HENGHAMEH FAHIMI/AFP/Getty Images

Beluga Caviar

What is it? Since the days of Catherine the Great, any self-respecting member of the global elite has known that the finest caviar comes from the roe of beluga sturgeons in the Caspian Sea basin.

Who wants it gone? Conservationists, the United Nations

Why can’t I eat it? In the last decades of the 20th century, Caspian sturgeons were fished nearly to extinction. In 2006, the United Nations imposed a near-total ban on the trade of caviar from the region, which once made up 90 percent of the global caviar trade. The embargo was partially lifted last year, but fishing quotas are still 15 percent lower than in 2005. Unfortunately, the Caspian ban has led to the overfishing of U.S. species that have been picking up the slack in the global caviar supply.


Darren Hauck/Getty Images

Veal

What is it? Meat from young calves that is especially tender due to their limited diet—often only milk—and limited muscle use. Veal farmers traditionally use crates or tethers to keep calves from moving too much before slaughter, or slatted floors to keep them from standing up.

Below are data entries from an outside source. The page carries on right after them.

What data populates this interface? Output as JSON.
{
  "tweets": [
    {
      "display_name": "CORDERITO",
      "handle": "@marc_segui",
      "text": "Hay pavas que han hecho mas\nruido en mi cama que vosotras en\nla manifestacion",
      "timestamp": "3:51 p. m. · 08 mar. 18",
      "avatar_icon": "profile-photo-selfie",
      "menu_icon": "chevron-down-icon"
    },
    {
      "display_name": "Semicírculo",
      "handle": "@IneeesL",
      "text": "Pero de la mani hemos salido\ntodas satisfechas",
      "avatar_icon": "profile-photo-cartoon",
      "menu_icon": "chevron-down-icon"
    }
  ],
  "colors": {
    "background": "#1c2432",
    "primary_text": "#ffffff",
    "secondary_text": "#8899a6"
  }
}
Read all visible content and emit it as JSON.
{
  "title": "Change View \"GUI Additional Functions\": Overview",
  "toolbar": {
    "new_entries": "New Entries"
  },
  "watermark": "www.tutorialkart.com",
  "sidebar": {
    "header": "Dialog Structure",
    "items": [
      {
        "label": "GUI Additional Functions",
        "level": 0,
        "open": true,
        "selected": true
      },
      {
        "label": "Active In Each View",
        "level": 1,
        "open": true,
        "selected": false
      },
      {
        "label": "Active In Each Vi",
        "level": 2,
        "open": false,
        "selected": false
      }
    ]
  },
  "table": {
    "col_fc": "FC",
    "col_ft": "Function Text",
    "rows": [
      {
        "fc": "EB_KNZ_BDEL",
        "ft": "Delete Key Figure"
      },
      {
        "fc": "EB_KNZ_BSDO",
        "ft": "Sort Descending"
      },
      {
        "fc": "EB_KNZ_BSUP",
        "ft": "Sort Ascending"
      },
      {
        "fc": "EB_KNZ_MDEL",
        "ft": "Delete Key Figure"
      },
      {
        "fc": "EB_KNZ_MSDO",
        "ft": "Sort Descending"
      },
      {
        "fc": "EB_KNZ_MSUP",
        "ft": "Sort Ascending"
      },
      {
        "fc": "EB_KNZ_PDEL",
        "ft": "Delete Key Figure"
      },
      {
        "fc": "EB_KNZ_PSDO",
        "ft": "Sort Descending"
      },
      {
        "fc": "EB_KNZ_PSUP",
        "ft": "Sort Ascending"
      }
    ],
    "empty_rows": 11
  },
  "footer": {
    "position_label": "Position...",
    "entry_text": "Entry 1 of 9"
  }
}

Who wants it gone? Animal rights activists, particularly in Britain

Why can’t I eat it? Veal crates have been banned in Britain since 1990 and in the European Union since 2007. European farms nonetheless still frequently use slatted floors and other methods to keep calves from moving. In 2008, Colorado became the first U.S. state to ban crates, and California may soon do the same. The American Veal Association has announced the phasing out of crates within the next 10 years. Although “white veal,” the tender variety created through an all-milk diet and limited movement, will probably never be acceptable to animal rights groups, and although bans are likely to spread, “veal rosé,” a pinker and more humane variety from calves with more range of movement, is increasingly popular in veal-wary Britain.

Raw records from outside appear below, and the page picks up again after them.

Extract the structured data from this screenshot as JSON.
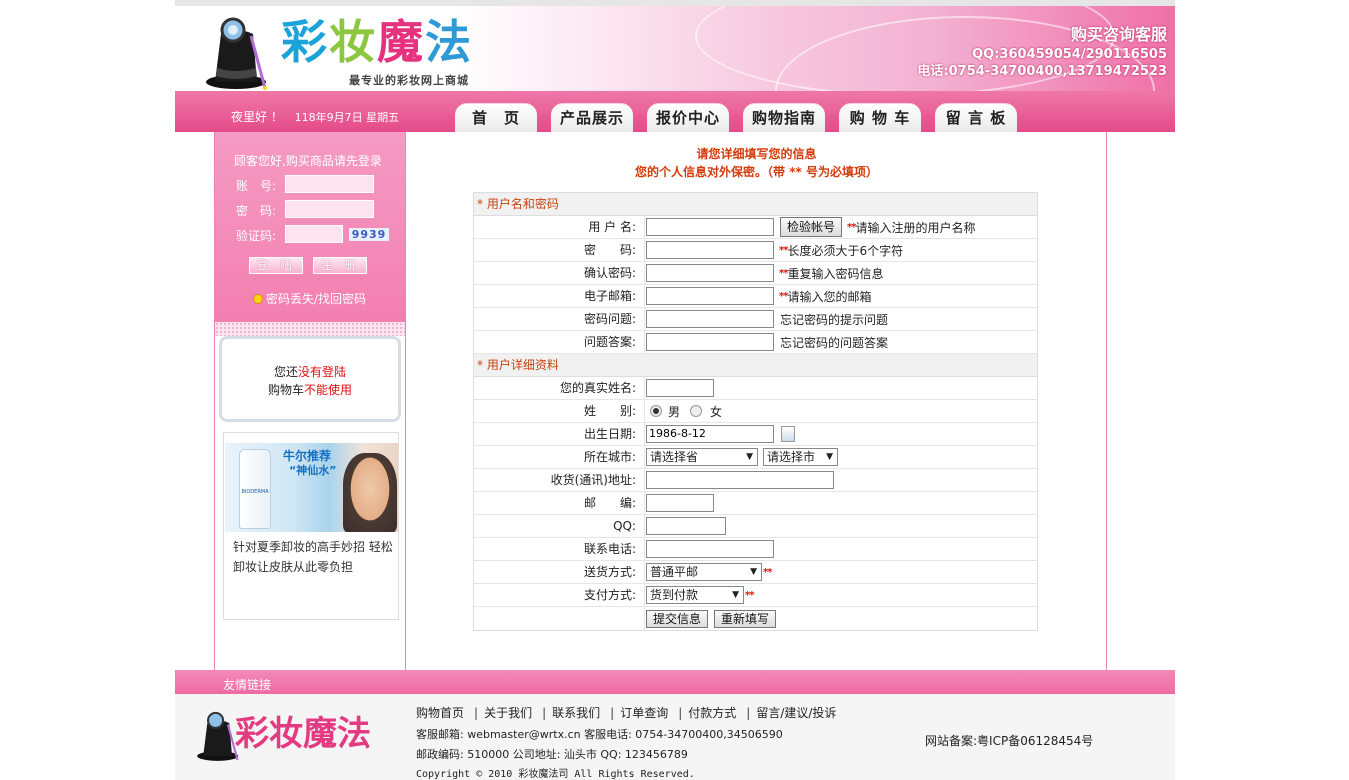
{
  "header": {
    "logo_text": [
      "彩",
      "妆",
      "魔",
      "法"
    ],
    "slogan": "最专业的彩妆网上商城",
    "service_title": "购买咨询客服",
    "service_qq": "QQ:360459054/290116505",
    "service_tel": "电话:0754-34700400,13719472523"
  },
  "navbar": {
    "greeting": "夜里好 ！",
    "date": "118年9月7日 星期五",
    "tabs": [
      {
        "label": "首　页"
      },
      {
        "label": "产品展示"
      },
      {
        "label": "报价中心"
      },
      {
        "label": "购物指南"
      },
      {
        "label": "购 物 车"
      },
      {
        "label": "留 言 板"
      }
    ]
  },
  "login": {
    "prompt": "顾客您好,购买商品请先登录",
    "account_label": "账　号:",
    "password_label": "密　码:",
    "captcha_label": "验证码:",
    "captcha_value": "9939",
    "login_button": "登 陆",
    "register_button": "注 册",
    "forgot": "密码丢失/找回密码"
  },
  "cart": {
    "line1_prefix": "您还",
    "line1_red": "没有登陆",
    "line2_prefix": "购物车",
    "line2_red": "不能使用"
  },
  "promo": {
    "tag1": "牛尔推荐",
    "tag2": "“神仙水”",
    "bottle_label": "BIODERMA",
    "text": "针对夏季卸妆的高手妙招 轻松卸妆让皮肤从此零负担"
  },
  "main": {
    "notice1": "请您详细填写您的信息",
    "notice2": "您的个人信息对外保密。（带 ** 号为必填项）",
    "section1": "* 用户名和密码",
    "section2": "* 用户详细资料",
    "fields": {
      "username": {
        "label": "用 户 名:",
        "hint": "请输入注册的用户名称",
        "button": "检验帐号"
      },
      "password": {
        "label": "密　　码:",
        "hint": "长度必须大于6个字符"
      },
      "confirm": {
        "label": "确认密码:",
        "hint": "重复输入密码信息"
      },
      "email": {
        "label": "电子邮箱:",
        "hint": "请输入您的邮箱"
      },
      "question": {
        "label": "密码问题:",
        "hint": "忘记密码的提示问题"
      },
      "answer": {
        "label": "问题答案:",
        "hint": "忘记密码的问题答案"
      },
      "realname": {
        "label": "您的真实姓名:"
      },
      "gender": {
        "label": "姓　　别:",
        "male": "男",
        "female": "女"
      },
      "birthday": {
        "label": "出生日期:",
        "value": "1986-8-12"
      },
      "city": {
        "label": "所在城市:",
        "province": "请选择省",
        "city": "请选择市"
      },
      "address": {
        "label": "收货(通讯)地址:"
      },
      "zip": {
        "label": "邮　　编:"
      },
      "qq": {
        "label": "QQ:"
      },
      "phone": {
        "label": "联系电话:"
      },
      "shipping": {
        "label": "送货方式:",
        "value": "普通平邮"
      },
      "payment": {
        "label": "支付方式:",
        "value": "货到付款"
      }
    },
    "req_mark": "**",
    "submit": "提交信息",
    "reset": "重新填写"
  },
  "footer": {
    "friend_links": "友情链接",
    "logo_text": "彩妆魔法",
    "nav": [
      "购物首页",
      "关于我们",
      "联系我们",
      "订单查询",
      "付款方式",
      "留言/建议/投诉"
    ],
    "info1": "客服邮箱: webmaster@wrtx.cn  客服电话: 0754-34700400,34506590",
    "info2": "邮政编码: 510000 公司地址: 汕头市 QQ: 123456789",
    "copyright": "Copyright © 2010 彩妆魔法司 All Rights Reserved.",
    "beian": "网站备案:粤ICP备06128454号"
  }
}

Charley Gallay/Getty Images

Chilean Sea Bass

What is it: Dissostichus eleginoides, or Patagonian toothfish, is a large, deep-water, carnivorous fish living in Antarctic seas. Thanks to some clever marketing, you probably know it as “Chilean sea bass.”

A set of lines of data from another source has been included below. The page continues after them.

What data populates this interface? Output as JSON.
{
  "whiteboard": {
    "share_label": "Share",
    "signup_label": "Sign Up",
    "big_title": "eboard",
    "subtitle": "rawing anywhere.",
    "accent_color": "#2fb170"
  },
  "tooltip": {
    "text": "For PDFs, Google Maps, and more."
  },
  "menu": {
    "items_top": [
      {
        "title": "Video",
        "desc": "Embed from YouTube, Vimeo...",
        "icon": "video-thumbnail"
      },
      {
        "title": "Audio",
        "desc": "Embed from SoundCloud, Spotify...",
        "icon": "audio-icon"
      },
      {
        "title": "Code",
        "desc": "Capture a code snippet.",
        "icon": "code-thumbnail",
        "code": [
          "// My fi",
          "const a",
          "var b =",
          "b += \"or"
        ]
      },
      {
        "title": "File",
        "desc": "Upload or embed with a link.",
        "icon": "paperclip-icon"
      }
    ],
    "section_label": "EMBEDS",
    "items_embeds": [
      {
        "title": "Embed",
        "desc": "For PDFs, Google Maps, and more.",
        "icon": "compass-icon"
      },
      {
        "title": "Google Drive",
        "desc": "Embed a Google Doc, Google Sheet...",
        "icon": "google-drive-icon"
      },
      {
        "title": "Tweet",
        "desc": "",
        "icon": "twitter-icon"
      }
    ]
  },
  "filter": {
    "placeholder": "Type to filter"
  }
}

Who wants it gone? No one. It’s just on the verge of extinction.

Why can’t I eat it? The WWF warns that if you’ve ever ordered Chilean sea bass, there’s about a 50 percent chance that you’ve supported the illegal trade of endangered species. The delicious fish, known as the “white gold” of the southern sea, exploded in popularity during the 1990s, but was overfished to the brink of extinction. More than 1,000 American chefs signed a letter vowing to “take a pass on Chilean sea bass.” Only one small legal fishery remains in operation, but, sadly, poaching keeps the fish on the market. Feeling guilty about eating sea bass? You’re not the only one. Environmental leader Al Gore was attacked by conservation groups for serving the fish at his daughter’s wedding last year. If you absolutely must eat it, be sure that it’s from a fishery accredited by the Marine Stewardship Council.